5. The advent of the 33 1/3-rpm, long-playing record releasing musicians from the time restrictions imposed by the 78-rpm single format. In addition, improvements in recording technology and fidelity pioneered by engineers like Rudy Van Gelder vastly increased the sound quality of jazz recordings over what, up to about 1953, had been the norm. The capture of music on magnetic tape rather than the acetate disc was a major factor in this transformation. By 1951, the independent, jazz-oriented labels had begun to issue recordings on the 10-inch LP format. Many of these were collections of material previously released as 78-rpm singles but soon recording sessions were aimed at initial release as an LP. This was the standard in 1953 and by 1955 the 12-inch 33 1/3-rpm disc was the preferred medium allowing 30 minutes or more of music to be included on a single issue. 1956 ushered in a virtual explosion in recording activity that would continue for nearly another decade.

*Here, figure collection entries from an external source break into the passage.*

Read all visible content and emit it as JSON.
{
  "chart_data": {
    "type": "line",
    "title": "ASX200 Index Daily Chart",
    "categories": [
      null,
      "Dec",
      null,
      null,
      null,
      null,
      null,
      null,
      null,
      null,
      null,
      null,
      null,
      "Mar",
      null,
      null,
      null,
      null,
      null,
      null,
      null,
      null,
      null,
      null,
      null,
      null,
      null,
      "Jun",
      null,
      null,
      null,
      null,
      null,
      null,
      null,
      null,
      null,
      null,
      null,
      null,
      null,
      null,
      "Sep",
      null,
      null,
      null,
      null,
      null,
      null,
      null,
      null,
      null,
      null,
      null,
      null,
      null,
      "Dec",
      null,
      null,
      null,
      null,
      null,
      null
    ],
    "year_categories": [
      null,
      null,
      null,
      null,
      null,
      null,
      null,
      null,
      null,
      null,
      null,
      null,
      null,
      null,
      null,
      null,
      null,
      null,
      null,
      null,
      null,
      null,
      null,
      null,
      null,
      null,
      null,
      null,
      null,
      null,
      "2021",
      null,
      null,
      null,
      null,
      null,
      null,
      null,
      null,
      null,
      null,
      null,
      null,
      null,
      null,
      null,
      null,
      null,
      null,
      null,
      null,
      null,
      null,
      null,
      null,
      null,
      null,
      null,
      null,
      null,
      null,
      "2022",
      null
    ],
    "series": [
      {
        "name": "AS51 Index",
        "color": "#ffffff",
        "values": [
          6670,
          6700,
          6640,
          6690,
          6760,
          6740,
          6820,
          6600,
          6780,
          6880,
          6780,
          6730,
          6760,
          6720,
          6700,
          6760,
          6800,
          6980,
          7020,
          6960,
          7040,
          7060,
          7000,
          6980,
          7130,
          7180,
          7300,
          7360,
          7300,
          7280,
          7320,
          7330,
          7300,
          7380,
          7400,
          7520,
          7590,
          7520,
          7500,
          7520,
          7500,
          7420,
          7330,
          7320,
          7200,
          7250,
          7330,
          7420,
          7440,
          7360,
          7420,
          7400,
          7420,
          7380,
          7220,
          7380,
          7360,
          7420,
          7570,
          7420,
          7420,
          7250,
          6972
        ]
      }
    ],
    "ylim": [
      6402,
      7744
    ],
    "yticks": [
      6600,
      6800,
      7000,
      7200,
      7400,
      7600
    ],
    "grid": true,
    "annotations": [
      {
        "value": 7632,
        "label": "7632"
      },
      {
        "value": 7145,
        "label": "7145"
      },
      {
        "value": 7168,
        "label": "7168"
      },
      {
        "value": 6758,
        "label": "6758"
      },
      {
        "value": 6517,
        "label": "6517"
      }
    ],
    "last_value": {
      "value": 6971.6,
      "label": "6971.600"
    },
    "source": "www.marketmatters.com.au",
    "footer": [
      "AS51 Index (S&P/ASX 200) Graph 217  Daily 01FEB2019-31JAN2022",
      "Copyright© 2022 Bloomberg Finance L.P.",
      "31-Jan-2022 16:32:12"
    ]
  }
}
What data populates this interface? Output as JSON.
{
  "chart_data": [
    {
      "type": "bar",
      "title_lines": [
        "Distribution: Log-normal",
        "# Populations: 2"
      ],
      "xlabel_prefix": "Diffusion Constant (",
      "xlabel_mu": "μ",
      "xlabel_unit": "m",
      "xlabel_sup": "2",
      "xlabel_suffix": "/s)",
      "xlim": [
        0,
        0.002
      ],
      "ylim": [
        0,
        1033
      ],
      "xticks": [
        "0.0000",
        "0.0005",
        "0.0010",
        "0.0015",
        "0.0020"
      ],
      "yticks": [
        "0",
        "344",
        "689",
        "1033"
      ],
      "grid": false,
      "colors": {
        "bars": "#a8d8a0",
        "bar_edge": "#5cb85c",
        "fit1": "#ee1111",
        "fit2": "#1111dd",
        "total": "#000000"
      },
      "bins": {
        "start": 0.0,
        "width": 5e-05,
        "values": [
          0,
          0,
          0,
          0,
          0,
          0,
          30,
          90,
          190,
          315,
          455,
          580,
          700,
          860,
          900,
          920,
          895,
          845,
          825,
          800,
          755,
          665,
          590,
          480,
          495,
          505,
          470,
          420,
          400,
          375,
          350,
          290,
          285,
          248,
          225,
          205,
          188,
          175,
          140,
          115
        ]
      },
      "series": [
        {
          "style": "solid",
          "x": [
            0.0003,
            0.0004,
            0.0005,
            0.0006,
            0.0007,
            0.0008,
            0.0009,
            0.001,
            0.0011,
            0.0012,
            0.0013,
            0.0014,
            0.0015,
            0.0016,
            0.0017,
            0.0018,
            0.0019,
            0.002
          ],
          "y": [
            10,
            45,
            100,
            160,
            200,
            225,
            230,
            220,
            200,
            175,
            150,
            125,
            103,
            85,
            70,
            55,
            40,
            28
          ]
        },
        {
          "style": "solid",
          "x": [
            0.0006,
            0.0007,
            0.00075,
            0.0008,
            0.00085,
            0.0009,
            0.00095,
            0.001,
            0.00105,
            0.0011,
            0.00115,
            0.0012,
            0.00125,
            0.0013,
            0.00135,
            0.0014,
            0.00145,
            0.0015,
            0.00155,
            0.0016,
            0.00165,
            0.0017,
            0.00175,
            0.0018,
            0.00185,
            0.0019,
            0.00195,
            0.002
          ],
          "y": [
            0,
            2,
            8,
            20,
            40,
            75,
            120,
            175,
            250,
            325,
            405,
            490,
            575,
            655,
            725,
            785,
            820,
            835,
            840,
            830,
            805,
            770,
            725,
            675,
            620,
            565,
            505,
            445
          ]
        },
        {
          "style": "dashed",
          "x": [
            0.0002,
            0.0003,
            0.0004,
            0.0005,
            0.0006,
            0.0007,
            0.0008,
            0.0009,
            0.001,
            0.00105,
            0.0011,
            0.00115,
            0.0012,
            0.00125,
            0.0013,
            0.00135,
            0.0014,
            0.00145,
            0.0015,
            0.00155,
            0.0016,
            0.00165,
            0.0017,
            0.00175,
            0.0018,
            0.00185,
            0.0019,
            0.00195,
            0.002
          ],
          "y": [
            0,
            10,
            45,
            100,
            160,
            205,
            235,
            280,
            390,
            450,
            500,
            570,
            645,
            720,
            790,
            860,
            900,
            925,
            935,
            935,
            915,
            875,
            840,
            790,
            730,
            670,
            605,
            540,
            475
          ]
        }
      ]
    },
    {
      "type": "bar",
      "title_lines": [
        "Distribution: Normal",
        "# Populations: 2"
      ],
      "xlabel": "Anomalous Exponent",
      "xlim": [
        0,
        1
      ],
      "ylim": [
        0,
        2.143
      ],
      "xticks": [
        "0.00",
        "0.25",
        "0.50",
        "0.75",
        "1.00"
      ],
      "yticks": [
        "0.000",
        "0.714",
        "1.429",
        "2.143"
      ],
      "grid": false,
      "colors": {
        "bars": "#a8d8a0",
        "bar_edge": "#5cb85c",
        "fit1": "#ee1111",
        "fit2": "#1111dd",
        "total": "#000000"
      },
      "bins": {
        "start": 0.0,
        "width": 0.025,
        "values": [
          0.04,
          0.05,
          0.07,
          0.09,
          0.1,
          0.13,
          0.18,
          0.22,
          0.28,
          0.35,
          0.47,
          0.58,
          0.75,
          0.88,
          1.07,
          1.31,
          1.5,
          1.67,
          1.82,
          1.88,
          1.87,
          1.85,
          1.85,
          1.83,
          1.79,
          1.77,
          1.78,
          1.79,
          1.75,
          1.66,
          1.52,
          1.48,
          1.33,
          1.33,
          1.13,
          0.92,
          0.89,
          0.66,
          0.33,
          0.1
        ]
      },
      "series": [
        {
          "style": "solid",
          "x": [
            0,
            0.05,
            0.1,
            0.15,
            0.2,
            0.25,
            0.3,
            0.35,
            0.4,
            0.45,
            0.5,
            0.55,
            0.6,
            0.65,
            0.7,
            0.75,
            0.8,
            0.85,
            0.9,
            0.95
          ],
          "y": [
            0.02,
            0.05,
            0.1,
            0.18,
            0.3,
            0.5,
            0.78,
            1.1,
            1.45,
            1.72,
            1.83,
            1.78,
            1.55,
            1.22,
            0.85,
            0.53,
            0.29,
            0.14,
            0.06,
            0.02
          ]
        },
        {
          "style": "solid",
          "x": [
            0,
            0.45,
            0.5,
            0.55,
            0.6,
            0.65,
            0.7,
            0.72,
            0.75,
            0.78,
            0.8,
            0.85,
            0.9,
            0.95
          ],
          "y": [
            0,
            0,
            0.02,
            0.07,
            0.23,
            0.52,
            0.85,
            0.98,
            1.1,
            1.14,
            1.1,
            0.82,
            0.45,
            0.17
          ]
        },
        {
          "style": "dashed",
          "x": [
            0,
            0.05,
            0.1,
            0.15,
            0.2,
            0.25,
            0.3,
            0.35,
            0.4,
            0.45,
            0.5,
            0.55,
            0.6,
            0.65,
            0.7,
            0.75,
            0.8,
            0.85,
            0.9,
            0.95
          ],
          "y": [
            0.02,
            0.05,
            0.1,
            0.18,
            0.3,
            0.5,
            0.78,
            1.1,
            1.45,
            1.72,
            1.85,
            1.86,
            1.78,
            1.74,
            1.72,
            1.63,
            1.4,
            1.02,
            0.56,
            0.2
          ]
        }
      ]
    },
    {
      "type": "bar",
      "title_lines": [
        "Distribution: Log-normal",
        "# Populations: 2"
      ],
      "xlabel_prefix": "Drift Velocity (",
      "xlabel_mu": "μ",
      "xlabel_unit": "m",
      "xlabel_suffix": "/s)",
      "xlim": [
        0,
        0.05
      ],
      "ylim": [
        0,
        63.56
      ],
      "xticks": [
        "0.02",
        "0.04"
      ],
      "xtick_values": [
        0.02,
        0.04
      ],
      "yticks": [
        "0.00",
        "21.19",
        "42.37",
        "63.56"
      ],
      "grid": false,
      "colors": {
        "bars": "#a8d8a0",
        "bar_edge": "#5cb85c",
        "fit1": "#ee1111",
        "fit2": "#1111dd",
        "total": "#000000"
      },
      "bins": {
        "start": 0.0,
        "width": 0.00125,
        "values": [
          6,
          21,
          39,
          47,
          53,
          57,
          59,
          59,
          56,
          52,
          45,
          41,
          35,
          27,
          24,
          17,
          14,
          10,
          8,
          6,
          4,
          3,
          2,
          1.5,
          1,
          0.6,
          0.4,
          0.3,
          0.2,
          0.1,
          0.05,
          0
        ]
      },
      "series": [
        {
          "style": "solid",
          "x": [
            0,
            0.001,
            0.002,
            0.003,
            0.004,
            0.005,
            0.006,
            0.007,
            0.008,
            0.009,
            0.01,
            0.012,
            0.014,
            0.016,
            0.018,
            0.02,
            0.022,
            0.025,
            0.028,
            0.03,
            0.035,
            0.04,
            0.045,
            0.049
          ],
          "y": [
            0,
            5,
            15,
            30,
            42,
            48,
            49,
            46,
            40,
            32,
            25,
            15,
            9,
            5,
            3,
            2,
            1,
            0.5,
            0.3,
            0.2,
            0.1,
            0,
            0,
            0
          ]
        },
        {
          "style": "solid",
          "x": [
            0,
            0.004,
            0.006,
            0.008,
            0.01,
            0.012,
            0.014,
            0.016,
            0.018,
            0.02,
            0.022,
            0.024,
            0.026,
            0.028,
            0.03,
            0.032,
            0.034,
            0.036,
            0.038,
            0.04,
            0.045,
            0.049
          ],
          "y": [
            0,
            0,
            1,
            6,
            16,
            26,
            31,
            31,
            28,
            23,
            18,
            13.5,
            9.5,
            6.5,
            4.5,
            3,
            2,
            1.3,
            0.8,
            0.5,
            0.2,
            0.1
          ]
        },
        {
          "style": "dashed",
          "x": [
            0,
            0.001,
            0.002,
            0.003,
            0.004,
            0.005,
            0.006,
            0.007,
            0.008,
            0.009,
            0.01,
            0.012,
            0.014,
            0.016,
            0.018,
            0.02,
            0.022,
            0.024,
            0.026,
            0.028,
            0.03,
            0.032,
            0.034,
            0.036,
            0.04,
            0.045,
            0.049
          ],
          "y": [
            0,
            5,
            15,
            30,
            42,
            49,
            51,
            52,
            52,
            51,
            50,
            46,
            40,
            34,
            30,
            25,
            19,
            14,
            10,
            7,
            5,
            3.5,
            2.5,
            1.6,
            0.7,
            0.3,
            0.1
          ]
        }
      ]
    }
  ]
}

So it is my contention that the combination of these factors, and certainly others as well, led to the recording fifty years ago of much seminal and extraordinary music, some of which is remembered here.

My listings are not meant to be comprehensive and admittedly, were created subjectively based on my own listening experiences. While some of my selections are famous and influential, others are obscure and long forgotten. The reader will quickly note the dominance of the relatively small Blue Note, Prestige, Bethlehem, Norgran, Savoy and Emarcy labels during this period.